La musicothérapie n'est pas une nouveauté du XXe siècle, elle existait déjà au Moyen Âge, et même auparavant, puisqu'on trouve les premières traces dans l'Ancien Testament. En effet, avant de devenir roi, David joua de la harpe pour soulager l'esprit du roi Saul, torturé par un esprit diabolique envoyé par Dieu pour le punir. Ci-dessous une très belle illustration de cet épisode dans le manuscrit 148 (Heures à l'usage de Rome, BM Besançon, 1480-1485, f. 134v°).

Au Moyen Âge, on utilisait aussi la musique (et en particulier la vièle à archet comme on le voit sur cette lettrine du De Somno et vigilia d'Aristote, manuscrit copié au XIIIe siècle, ms.

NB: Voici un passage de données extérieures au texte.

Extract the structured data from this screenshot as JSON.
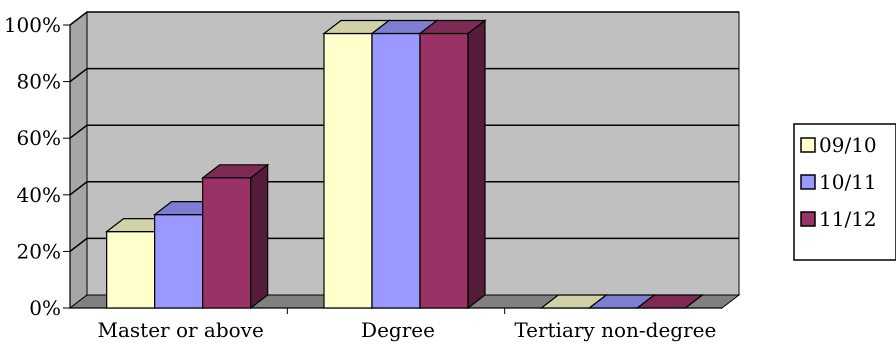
{
  "chart_data": {
    "type": "bar",
    "title": "",
    "xlabel": "",
    "ylabel": "",
    "ylim": [
      0,
      100
    ],
    "yticks": [
      "0%",
      "20%",
      "40%",
      "60%",
      "80%",
      "100%"
    ],
    "categories": [
      "Master or above",
      "Degree",
      "Tertiary non-degree"
    ],
    "series": [
      {
        "name": "09/10",
        "values": [
          27,
          97,
          0
        ],
        "color": "#ffffcc"
      },
      {
        "name": "10/11",
        "values": [
          33,
          97,
          0
        ],
        "color": "#9999ff"
      },
      {
        "name": "11/12",
        "values": [
          46,
          97,
          0
        ],
        "color": "#993366"
      }
    ],
    "grid": true,
    "style": "3d-clustered",
    "plot_background": "#c0c0c0",
    "legend_position": "right"
  }
}
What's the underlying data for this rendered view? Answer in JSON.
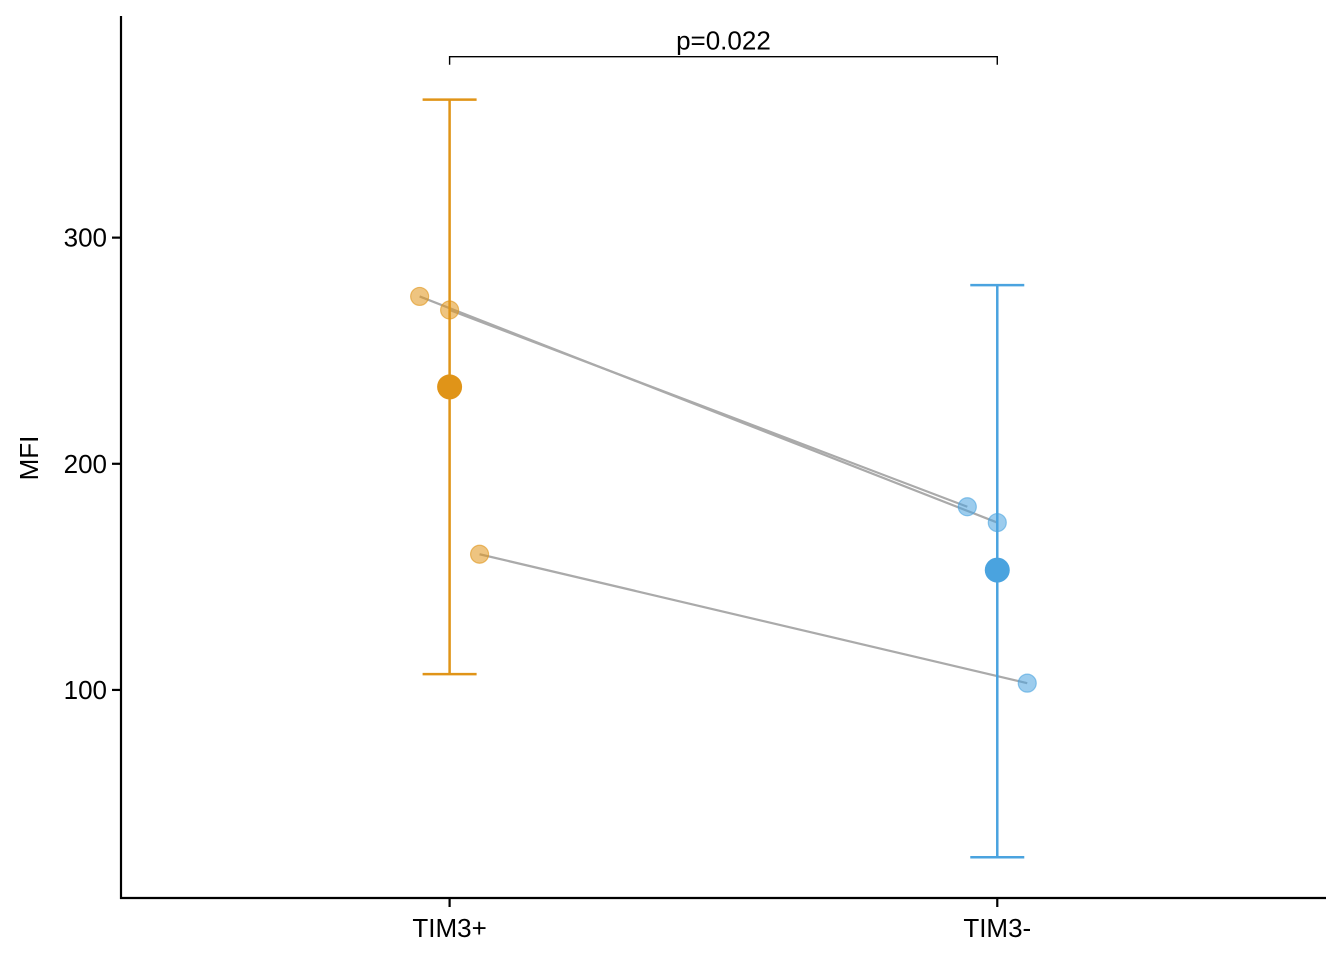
{
  "chart_data": {
    "type": "scatter",
    "title": "",
    "xlabel": "",
    "ylabel": "MFI",
    "categories": [
      "TIM3+",
      "TIM3-"
    ],
    "ylim": [
      8,
      398
    ],
    "yticks": [
      100,
      200,
      300
    ],
    "grid": false,
    "legend": "none",
    "colors": {
      "TIM3+": "#E09418",
      "TIM3-": "#4AA3DF",
      "pair_line": "#aaaaaa"
    },
    "summary": [
      {
        "category": "TIM3+",
        "mean": 234,
        "lower": 107,
        "upper": 361
      },
      {
        "category": "TIM3-",
        "mean": 153,
        "lower": 26,
        "upper": 279
      }
    ],
    "points": [
      {
        "category": "TIM3+",
        "jitter": -0.067,
        "value": 274
      },
      {
        "category": "TIM3+",
        "jitter": 0.0,
        "value": 268
      },
      {
        "category": "TIM3+",
        "jitter": 0.067,
        "value": 160
      },
      {
        "category": "TIM3-",
        "jitter": -0.067,
        "value": 181
      },
      {
        "category": "TIM3-",
        "jitter": 0.0,
        "value": 174
      },
      {
        "category": "TIM3-",
        "jitter": 0.067,
        "value": 103
      }
    ],
    "pairs": [
      [
        0,
        4
      ],
      [
        1,
        3
      ],
      [
        2,
        5
      ]
    ],
    "annotation": {
      "text": "p=0.022",
      "from": "TIM3+",
      "to": "TIM3-",
      "y": 380
    }
  }
}
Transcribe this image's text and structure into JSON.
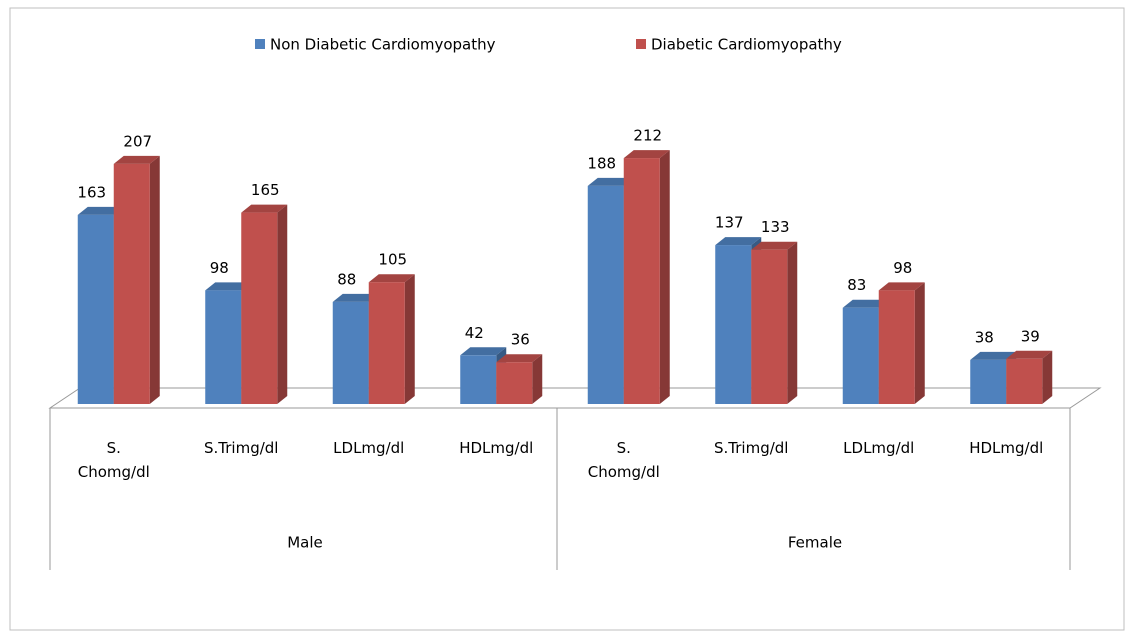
{
  "chart_data": {
    "type": "bar3d",
    "groups": [
      "Male",
      "Female"
    ],
    "categories": [
      "S.\nChomg/dl",
      "S.Trimg/dl",
      "LDLmg/dl",
      "HDLmg/dl",
      "S.\nChomg/dl",
      "S.Trimg/dl",
      "LDLmg/dl",
      "HDLmg/dl"
    ],
    "series": [
      {
        "name": "Non Diabetic Cardiomyopathy",
        "color": "#4f81bd",
        "values": [
          163,
          98,
          88,
          42,
          188,
          137,
          83,
          38
        ]
      },
      {
        "name": "Diabetic Cardiomyopathy",
        "color": "#c0504d",
        "values": [
          207,
          165,
          105,
          36,
          212,
          133,
          98,
          39
        ]
      }
    ],
    "legend": "top"
  }
}
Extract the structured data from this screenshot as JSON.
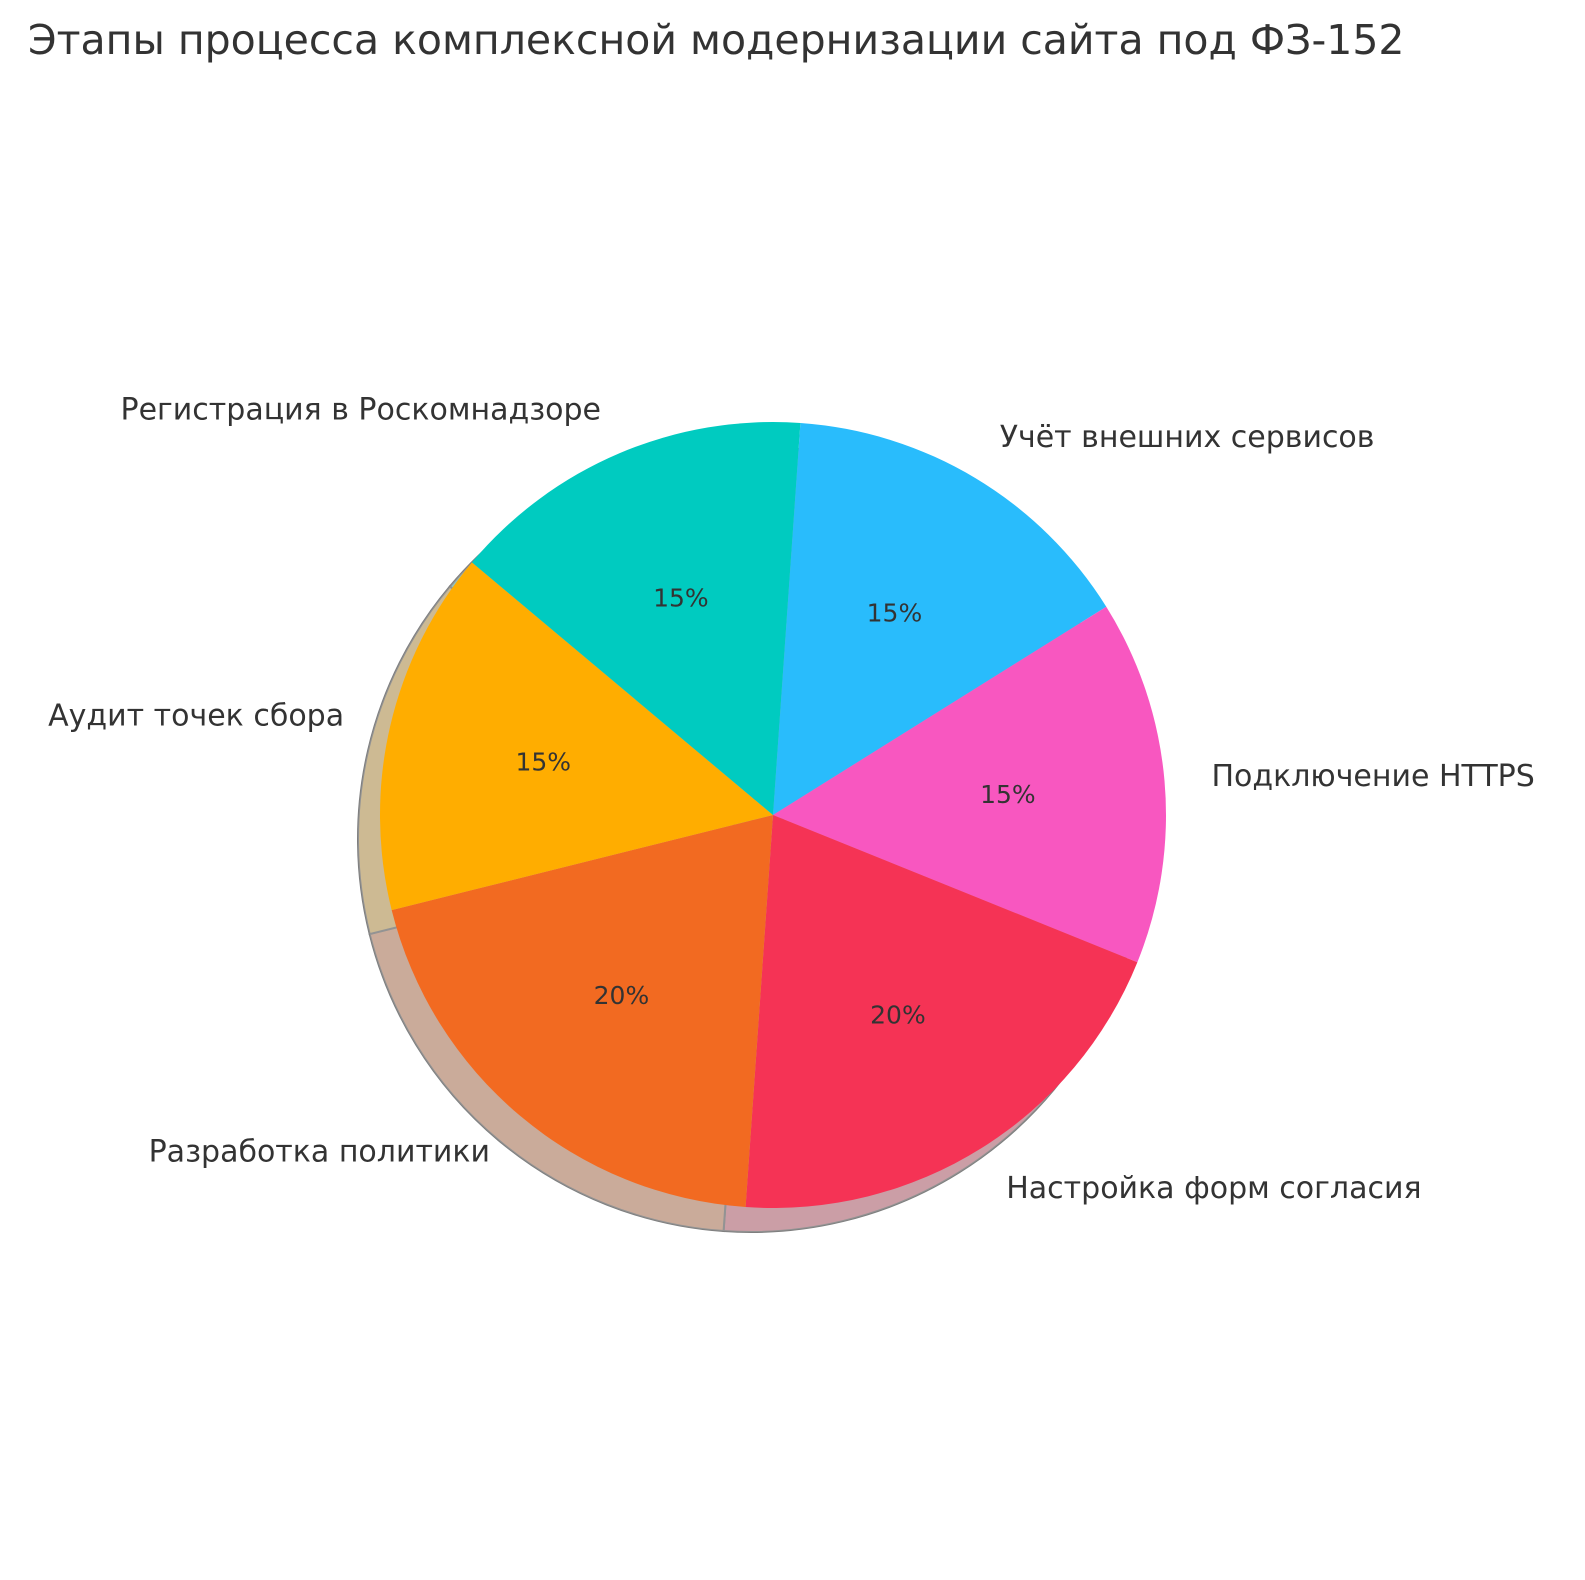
{
  "chart_data": {
    "type": "pie",
    "title": "Этапы процесса комплексной модернизации сайта под ФЗ-152",
    "slices": [
      {
        "label": "Учёт внешних сервисов",
        "value": 15,
        "pct_label": "15%",
        "color": "#29BCFC"
      },
      {
        "label": "Подключение HTTPS",
        "value": 15,
        "pct_label": "15%",
        "color": "#F857C0"
      },
      {
        "label": "Настройка форм согласия",
        "value": 20,
        "pct_label": "20%",
        "color": "#F53355"
      },
      {
        "label": "Разработка политики",
        "value": 20,
        "pct_label": "20%",
        "color": "#F26A21"
      },
      {
        "label": "Аудит точек сбора",
        "value": 15,
        "pct_label": "15%",
        "color": "#FFAD00"
      },
      {
        "label": "Регистрация в Роскомнадзоре",
        "value": 15,
        "pct_label": "15%",
        "color": "#00CBC0"
      }
    ],
    "start_angle_deg": 86,
    "direction": "clockwise",
    "shadow": true,
    "text_color": "#333333"
  }
}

Cent V 59, f. 107, Nuremberg, Stadtbibliothek) pour guérir la mélancolie, une maladie à la fois psychologique (engendrant de la tristesse, un mauvais sommeil, une anxiété, etc.) et physique (excès de bile noire).

Il est intéressant de noter que dans les deux cas, l'instrument utilisé est un instrument à cordes. Les traités médiévaux de médecine mentionnent généralement un joueur de vièle, tandis que l'Ancien Testament parle de lyre ou de cithare pour David. Une expérimentation plus poussée permettrait de comprendre les effets de différents types d'instruments, pas seulement à cordes, sur la psyché.

Aujourd'hui, on a prouvé que la musico-thérapie passive, c'est-à-dire par l'écoute de musique enregistrée ou en direct apaise et peut aider à un confort psychologique. Dans ma pratique, j'ai remarqué que la musique "live" a la capacité d'apporter de l'énergie, contrairement à la musique enregistrée. En effet, nous devons en quelque sorte reconstituer la musique enregistrée à l'intérieur de nous-même, alors que nous bénéficions directement de la musique live que nous pouvons intégrer directement.